I Don’t Fire Myself: lavorare per vivere, vivere per lavorare
Appare abbastanza chiaro che l’azienda abbia trasferito la ragazza solo per sbarazzarsene, portandola all’esasperazione e al licenziamento: nella remota area rurale in cui Jeong-eun si trova improvvisamente catapultata, il compito sarebbe quello di supervisionare lo sparuto gruppo di operai che lavora lì. Fin dal primo giorno, però, la situazione si fa tesissima e il manager le ricorda che non c’è davvero nulla che lei possa fare in quel luogo se non occupare semplicemente in silenzio la sua scrivania. La donna viene vista come un corpo estraneo da rigettare, quasi una spia del datore di lavoro.

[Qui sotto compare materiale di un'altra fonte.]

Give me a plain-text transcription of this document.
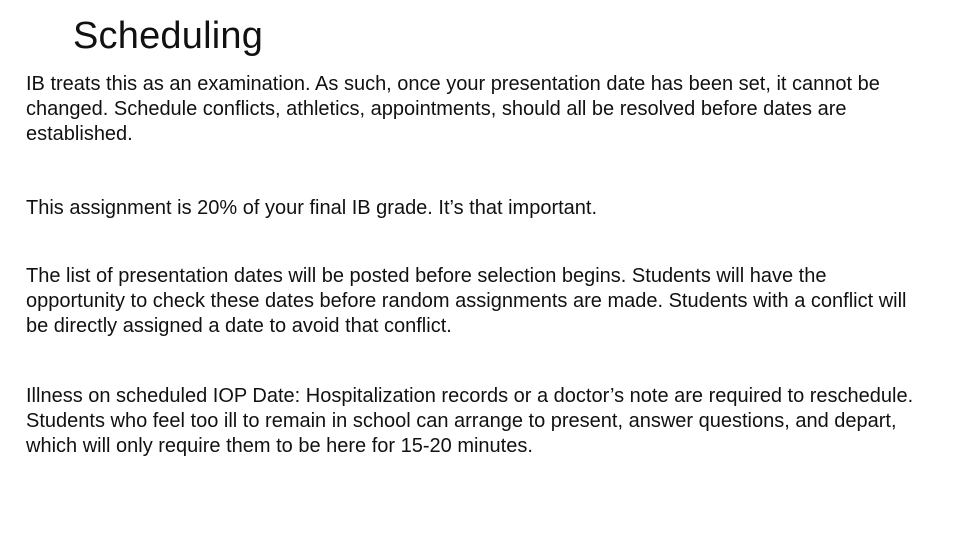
Scheduling

IB treats this as an examination. As such, once your presentation date has been set, it cannot be changed. Schedule conflicts, athletics, appointments, should all be resolved before dates are established.

This assignment is 20% of your final IB grade. It’s that important.

The list of presentation dates will be posted before selection begins. Students will have the opportunity to check these dates before random assignments are made. Students with a conflict will be directly assigned a date to avoid that conflict.

Illness on scheduled IOP Date: Hospitalization records or a doctor’s note are required to reschedule. Students who feel too ill to remain in school can arrange to present, answer questions, and depart, which will only require them to be here for 15-20 minutes.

Inizia qui la personale battaglia di Jeong-eun, naturalmente non in opposizione ai colleghi manovali – che pure non esitano a escluderla da qualunque attività – ma contro l’azienda che l’ha brutalmente vessata. Si lavora per vivere e sopravvivere, e in questa ottica la giovane stringe un’insolita amicizia con Choong-sik, che per mantenere le tre figliolette svolge tre mansioni (oltre a scalare i tralicci dell’alta tensione, infatti, è un autista e lavora in un piccolo supermarket). Un feeling, il loro, che (fortunatamente) non si trasforma in una convenzionale storia d’amore, restando sui binari della solidarietà e del genuino senso di reciproca compassione.
“Essere licenziati fa più paura che morire”
Come già accennato all’inizio, non si può dire che I Don’t Fire Myself punti sul trasporto emozionale: sembra quasi di assistere a un documentario o a un asettico reportage. Possiamo immaginare sia tutto minuziosamente voluto, considerato che l’obiettivo principale è quello della denuncia e della presa di coscienza collettiva. Questo non significa che lo sguardo di Jeong-eun non lasci trasparire una vasta gamma di sensazioni: la paura per il futuro, la vulnerabilità derivante dal suo passato, la rabbia – soprattutto nella parte finale – per l’ingiustizia del presente.
Il microcosmo dipinto da Lee Tae-gyeom, per quanto qua e là sembri calcare la mano su alcuni personaggi secondari, è pessimista e iperrealista: anche se non vengono pagati abbastanza rispetto ai loro numerosi rischi professionali, i subappaltatori non possono lamentarsi perché questo li porterebbe sicuramente a perdere il lavoro, e non hanno altra scelta che fare qualsiasi cosa l’azienda chieda loro di fare in qualsiasi momento. Non ci viene fornita una risposta preconfezionata, né una lezioncina da imparare; sul tavolo restano indiscutibili dubbi e frustranti domande. Domande alle quali prima o poi qualcuno dovrà dare una risposta.